Santel fait le buzz sur l’Hypernet: la Délégation Nationale du Ministère Européen de la Santé vient de faire paraître au Journal Officiel l’autorisation de mise sur le marché de l’implant sclérotique à visée haute du géant de l’informatique. Il était grand temps que ce dispositif biomécanique puisse être implanté légalement en Europe car beaucoup n’hésitaient pas à se rendre à l’étranger pour se faire appareiller…
L’IV, Implant à Visée haute, va souvent de pair avec un autre implant: l’IC, Implant Cochléaire. Cet ensemble permet un contrôle total des communications et des données embarquées par simple commande cérébrale: l’image est projetée par l’IV sur la rétine, l’IC fournit le son !
En plus de l’accord sanitaire d’innocuité, le décret du Journal Officiel donne surtout son aval au système de financement des implants. La paire IV-IC coûte cher… très cher. Ceux qui se font équiper s’engagent sur de longues durées. La Commission européenne a réussi à imposer l’Opt-Out. Ce système permet à un individu implanté d’interrompre son abonnement pour une durée plus ou moins longue, après paiement d’indemnités au fournisseur d’implants biomécaniques. Celui-ci envoie alors un code de désactivation. L’implant devient inerte jusqu’à réactivation.

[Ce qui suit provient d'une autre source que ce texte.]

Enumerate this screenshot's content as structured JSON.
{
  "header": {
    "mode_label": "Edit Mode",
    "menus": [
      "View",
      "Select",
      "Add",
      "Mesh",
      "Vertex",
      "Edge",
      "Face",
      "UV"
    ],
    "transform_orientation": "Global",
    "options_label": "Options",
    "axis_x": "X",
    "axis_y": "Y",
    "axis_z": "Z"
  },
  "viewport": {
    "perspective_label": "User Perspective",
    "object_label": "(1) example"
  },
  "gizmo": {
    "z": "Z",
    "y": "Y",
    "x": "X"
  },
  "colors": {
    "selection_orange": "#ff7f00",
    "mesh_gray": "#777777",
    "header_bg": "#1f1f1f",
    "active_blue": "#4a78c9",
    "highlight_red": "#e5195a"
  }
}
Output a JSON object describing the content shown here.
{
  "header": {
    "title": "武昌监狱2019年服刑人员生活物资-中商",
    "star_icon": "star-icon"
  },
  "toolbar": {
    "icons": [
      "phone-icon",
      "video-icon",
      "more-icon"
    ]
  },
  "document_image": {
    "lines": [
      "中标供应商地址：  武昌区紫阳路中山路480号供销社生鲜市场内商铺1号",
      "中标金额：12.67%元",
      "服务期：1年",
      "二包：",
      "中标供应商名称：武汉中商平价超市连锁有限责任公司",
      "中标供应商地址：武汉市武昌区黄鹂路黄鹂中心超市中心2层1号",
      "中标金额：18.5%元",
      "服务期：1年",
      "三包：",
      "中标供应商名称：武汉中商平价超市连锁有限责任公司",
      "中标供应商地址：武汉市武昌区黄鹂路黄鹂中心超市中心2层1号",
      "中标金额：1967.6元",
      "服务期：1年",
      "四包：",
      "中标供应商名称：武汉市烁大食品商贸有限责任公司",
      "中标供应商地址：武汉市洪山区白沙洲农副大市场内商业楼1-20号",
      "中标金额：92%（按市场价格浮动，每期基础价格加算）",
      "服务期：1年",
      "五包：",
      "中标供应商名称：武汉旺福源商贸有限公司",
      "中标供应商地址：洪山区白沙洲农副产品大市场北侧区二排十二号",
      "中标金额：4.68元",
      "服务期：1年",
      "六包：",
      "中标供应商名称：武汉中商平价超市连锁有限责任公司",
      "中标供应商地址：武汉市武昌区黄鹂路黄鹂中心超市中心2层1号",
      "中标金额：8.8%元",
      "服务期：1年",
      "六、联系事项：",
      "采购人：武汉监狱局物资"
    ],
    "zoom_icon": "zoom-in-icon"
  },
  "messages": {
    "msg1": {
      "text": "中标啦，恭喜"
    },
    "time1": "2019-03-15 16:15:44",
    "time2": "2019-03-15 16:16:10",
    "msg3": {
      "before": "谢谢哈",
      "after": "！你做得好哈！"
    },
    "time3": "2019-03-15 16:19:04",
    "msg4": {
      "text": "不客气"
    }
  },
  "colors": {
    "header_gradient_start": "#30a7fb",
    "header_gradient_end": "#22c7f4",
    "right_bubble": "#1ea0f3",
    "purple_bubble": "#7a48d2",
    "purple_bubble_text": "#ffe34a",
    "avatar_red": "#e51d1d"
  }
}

Concernant ces implants, les institutions européennes ont réagi avec une célérité qui leur est peu coutumière… Elles y ont peut-être vu le moyen de détourner l’attention du public d’un sujet encore plus sensible:
le remplacement d’un organe valide par une prothèse biomécanique. En effet, en quelques générations de prothèses, l’aveugle qui aujourd’hui est appareillé d’un œil artificiel voit mieux qu’un individu disposant de ses organes originels. Celui qui était déficient a désormais accès à
un sens qui surclasse en tout le monde organique : il voit mieux, plus loin, il perçoit des spectres de la lumière inaccessibles à l’œil naturel… Il en va de même avec
le paraplégique qui, lui, court mieux, danse mieux, skie mieux… Celui qui était diminué par la maladie ou le handicap, une fois appareillé, suscite la jalousie chez ses contemporains valides. Le terme « valide » est en passe de perdre tout sens dans un monde où maladie peut devenir synonyme d’amélioration. Tous ces éléments contribuent à inciter de plus en plus de pays à revoir leur copie législative.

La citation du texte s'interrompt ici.